Jakarta, confrontée à un affaissement alarmant et à des défis environnementaux majeurs, va céder sa place à Nusantara, une nouvelle capitale construite sur l’île de Bornéo. Cette décision historique, approuvée par le Parlement indonésien, marque une tentative audacieuse de répondre à l’urgence climatique et de repenser l’aménagement du territoire.
- Le Parlement indonésien a validé le transfert de la capitale de Jakarta à Nusantara, située à 1 300 kilomètres de là, sur l’île de Bornéo.
- Environ 40 % de Jakarta se trouve déjà sous le niveau de la mer, en raison de la montée des eaux, de l’extraction excessive des nappes phréatiques et d’une urbanisation rapide.
- Nusantara est conçue comme une ville durable, axée sur les énergies renouvelables et une mobilité respectueuse de l’environnement.
L’Indonésie prend un virage décisif face à l’un des plus grands défis urbains au monde. La décision de déplacer la capitale, annoncée par le président Joko Widodo, vise à pallier les problèmes croissants qui menacent Jakarta : pollution de l’air, embouteillages incessants, inondations fréquentes et, surtout, un affaissement du sol qui rend une part importante de la ville vulnérable à la montée des eaux.
La situation à Jakarta est critique. L’extraction intensive des eaux souterraines a provoqué un tassement du sol, plongeant près de 40 % de la ville sous le niveau de la mer. Des digues ont été construites, des projets de transports publics ont été lancés, et même la création d’îles artificielles a été envisagée, mais ces solutions se sont avérées insuffisantes pour endiguer la progression inexorable de l’eau.
La nouvelle capitale, baptisée Nusantara – qui signifie « archipel » en vieux javanais – représente une stratégie de « repli géré », une approche de plus en plus envisagée face aux risques climatiques. Il s’agit d’un retrait planifié et contrôlé des zones les plus vulnérables, afin de préserver les populations et les infrastructures.
Nusantara sera située sur l’île de Bornéo, partagée entre l’Indonésie, la Malaisie et le Brunei. Le projet prévoit une ville pensée dès le départ pour être durable, avec une priorité accordée aux énergies renouvelables, aux transports publics efficaces et à la mobilité douce. En 2019, près de 300 entreprises ont participé à un concours pour élaborer le plan directeur de la nouvelle capitale, et c’est l’urbaniste indonésien Sibarani Sofian qui a été retenu.
Le projet prend en compte le climat local et le relief montagneux de Bornéo, avec des constructions sur pilotis et des passerelles surélevées pour faciliter la circulation de l’air et le drainage des eaux de pluie. L’objectif est d’intégrer harmonieusement les infrastructures modernes à l’environnement naturel.

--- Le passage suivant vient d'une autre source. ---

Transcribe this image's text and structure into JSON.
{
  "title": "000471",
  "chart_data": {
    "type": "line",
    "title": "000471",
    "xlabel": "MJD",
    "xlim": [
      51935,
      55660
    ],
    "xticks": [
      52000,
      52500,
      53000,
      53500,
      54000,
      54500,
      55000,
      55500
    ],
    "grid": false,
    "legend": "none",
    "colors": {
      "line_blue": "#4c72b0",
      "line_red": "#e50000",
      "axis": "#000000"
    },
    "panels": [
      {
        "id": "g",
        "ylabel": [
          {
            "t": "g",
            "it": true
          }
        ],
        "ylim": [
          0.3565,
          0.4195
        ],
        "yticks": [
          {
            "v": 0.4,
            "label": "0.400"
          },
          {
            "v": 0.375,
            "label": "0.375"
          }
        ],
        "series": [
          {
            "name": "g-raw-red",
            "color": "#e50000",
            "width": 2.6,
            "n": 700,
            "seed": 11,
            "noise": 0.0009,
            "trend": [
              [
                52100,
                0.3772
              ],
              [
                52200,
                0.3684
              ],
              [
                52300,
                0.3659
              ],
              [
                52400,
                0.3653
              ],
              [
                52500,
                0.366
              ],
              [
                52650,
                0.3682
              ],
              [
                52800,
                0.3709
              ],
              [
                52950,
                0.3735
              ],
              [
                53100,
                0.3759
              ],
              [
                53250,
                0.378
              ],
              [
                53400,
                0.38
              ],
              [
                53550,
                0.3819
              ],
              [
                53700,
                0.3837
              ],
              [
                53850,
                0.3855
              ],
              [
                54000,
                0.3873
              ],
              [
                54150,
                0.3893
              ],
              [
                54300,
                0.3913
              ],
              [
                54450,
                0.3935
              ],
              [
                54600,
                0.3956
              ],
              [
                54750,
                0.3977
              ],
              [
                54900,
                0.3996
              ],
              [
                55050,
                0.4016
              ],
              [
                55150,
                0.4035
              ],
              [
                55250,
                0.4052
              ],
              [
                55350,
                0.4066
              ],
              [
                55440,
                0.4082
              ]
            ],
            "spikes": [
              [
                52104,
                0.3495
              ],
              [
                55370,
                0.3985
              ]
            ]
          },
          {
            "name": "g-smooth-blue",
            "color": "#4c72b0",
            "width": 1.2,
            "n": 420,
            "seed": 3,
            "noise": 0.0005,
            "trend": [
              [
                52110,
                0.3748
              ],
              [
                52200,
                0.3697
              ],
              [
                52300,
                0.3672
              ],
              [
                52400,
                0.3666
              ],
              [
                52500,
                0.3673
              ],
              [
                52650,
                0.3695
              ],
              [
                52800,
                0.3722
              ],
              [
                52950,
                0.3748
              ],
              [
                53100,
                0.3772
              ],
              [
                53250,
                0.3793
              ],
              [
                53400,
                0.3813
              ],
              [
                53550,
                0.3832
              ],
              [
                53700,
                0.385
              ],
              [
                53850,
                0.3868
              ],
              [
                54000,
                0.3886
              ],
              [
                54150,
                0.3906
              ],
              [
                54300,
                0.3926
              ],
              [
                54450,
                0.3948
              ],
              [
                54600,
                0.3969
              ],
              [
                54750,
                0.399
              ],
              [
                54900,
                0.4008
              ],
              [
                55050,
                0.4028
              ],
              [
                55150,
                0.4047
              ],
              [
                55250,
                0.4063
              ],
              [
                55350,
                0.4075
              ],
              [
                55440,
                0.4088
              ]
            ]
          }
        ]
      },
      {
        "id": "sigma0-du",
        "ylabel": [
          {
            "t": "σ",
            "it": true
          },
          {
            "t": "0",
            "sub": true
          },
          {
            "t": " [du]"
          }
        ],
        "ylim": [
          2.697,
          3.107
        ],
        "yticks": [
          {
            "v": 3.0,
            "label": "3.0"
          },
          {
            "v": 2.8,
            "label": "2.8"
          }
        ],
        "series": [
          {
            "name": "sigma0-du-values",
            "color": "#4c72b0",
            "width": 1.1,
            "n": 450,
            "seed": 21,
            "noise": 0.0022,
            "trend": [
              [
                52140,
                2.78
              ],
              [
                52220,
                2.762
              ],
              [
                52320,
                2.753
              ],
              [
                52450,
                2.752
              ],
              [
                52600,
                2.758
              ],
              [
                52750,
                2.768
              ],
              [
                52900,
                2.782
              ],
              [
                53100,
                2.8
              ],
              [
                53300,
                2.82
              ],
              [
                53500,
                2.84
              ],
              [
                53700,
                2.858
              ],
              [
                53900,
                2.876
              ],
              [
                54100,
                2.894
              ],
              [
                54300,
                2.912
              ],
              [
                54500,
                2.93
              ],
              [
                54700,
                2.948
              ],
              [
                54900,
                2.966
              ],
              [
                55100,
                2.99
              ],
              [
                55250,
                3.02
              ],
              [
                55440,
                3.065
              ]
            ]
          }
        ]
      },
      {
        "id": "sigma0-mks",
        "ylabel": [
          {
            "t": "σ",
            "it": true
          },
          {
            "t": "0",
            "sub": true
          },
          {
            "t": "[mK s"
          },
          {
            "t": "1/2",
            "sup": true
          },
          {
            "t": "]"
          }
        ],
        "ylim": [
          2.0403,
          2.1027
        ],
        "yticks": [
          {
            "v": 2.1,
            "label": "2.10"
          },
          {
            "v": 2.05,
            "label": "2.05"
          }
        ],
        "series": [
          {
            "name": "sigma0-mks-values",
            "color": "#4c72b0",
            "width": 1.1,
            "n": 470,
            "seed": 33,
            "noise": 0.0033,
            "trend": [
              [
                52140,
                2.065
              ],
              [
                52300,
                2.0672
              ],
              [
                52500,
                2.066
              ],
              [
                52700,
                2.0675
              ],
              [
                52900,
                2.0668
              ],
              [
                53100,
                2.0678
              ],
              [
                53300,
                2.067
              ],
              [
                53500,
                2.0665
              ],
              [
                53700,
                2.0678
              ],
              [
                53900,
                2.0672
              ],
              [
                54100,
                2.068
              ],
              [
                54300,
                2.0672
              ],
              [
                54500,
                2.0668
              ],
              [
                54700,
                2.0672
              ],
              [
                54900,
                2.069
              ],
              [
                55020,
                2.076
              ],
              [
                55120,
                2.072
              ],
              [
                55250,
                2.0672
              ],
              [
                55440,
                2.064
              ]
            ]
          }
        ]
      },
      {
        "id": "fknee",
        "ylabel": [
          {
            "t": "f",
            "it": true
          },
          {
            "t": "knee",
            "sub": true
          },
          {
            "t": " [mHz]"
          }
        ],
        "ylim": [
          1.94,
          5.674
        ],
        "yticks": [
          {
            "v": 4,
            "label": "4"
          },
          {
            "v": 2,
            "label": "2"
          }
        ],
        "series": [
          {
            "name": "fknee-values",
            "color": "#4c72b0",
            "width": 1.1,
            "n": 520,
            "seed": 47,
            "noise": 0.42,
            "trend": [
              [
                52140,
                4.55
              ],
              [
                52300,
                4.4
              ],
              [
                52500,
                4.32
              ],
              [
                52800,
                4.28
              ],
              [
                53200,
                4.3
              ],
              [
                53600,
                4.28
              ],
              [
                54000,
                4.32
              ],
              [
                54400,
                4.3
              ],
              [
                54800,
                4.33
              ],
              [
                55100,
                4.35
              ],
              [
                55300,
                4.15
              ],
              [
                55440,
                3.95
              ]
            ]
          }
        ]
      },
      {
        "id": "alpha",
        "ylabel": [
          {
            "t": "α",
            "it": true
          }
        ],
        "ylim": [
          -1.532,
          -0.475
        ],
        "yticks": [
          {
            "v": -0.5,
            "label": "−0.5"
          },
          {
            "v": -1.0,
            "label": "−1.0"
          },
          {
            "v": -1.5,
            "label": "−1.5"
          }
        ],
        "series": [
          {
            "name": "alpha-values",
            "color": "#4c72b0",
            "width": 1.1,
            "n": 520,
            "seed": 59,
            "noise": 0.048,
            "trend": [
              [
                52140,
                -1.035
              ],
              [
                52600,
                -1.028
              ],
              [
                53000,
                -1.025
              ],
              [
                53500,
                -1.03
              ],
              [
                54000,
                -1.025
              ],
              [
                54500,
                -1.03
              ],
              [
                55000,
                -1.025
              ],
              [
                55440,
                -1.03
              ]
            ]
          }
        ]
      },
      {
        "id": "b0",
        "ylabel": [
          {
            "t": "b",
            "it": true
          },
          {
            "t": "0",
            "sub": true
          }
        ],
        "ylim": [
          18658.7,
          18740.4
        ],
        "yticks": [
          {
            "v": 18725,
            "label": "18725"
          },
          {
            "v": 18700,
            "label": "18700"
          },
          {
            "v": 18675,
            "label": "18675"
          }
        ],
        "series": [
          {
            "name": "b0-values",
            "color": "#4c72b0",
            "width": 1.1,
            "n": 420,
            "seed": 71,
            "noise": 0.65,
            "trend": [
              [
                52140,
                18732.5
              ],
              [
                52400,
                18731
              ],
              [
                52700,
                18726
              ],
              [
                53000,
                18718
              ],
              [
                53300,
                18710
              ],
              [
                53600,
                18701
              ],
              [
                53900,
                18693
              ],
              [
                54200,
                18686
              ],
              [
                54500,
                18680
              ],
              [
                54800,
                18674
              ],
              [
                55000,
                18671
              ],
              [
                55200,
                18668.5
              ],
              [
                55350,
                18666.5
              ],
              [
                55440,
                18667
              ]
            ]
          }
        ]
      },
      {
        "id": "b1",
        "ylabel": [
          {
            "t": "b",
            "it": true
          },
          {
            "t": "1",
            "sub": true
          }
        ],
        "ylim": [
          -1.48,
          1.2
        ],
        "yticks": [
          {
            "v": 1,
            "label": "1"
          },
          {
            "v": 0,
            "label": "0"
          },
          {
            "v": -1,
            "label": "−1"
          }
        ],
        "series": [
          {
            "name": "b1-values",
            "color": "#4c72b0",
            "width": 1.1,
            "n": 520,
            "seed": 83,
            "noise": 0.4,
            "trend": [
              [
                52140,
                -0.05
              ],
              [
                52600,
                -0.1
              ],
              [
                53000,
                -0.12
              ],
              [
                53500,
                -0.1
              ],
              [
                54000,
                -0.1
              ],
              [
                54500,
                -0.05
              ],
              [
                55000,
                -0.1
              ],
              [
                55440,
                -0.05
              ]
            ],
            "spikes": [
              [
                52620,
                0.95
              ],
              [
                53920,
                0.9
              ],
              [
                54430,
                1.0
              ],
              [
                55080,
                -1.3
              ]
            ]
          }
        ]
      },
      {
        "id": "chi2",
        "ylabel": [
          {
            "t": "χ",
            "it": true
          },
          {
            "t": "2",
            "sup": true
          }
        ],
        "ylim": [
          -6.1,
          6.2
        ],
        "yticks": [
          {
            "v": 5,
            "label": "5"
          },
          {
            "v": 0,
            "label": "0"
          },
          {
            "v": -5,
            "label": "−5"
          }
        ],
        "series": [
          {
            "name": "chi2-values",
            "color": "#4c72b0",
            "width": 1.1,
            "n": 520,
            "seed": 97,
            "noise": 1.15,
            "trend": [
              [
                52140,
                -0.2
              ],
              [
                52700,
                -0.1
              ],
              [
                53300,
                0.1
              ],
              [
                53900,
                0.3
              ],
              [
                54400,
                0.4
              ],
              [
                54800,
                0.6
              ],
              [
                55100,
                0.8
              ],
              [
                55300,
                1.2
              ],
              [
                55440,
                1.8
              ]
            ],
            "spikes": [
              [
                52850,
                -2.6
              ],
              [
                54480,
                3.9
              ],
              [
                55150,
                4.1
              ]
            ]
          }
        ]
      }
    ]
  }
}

La première phase du projet, prévue pour accueillir environ 60 000 habitants, doit être achevée d’ici la fin de 2024, à la fin du mandat présidentiel actuel. Ce calendrier ambitieux suscite des inquiétudes, notamment en raison de la nature argileuse du sol de la région, qui pourrait compliquer les travaux de construction.
Les experts soulignent la nécessité d’une planification technique rigoureuse pour construire sur un sol argileux. La question de la déforestation est également soulevée, les autorités assurant que les terres destinées à l’urbanisation sont principalement des plantations d’eucalyptus et non des forêts tropicales primaires. Cependant, les groupes environnementaux demandent la publication d’une évaluation détaillée de l’impact environnemental du projet.
Malgré les critiques et les oppositions politiques, le transfert de la capitale est considéré comme l’un des projets d’infrastructure les plus importants du gouvernement indonésien. D’autres pays, comme le Pakistan (Islamabad), la Tanzanie (Dodoma), la Malaisie (Putrajaya) et l’Égypte (sa nouvelle capitale administrative), ont déjà pris des décisions similaires pour diverses raisons. L’Indonésie rejoint ainsi cette liste avec un projet qui combine urgence climatique et planification urbaine stratégique.
Le déménagement de la capitale indonésienne se distingue par son ampleur, son calendrier serré et son contexte climatique. En déplaçant le centre administratif à Bornéo, le pays mise sur une ville conçue pour l’avenir tout en faisant face aux défis pressants de Jakarta.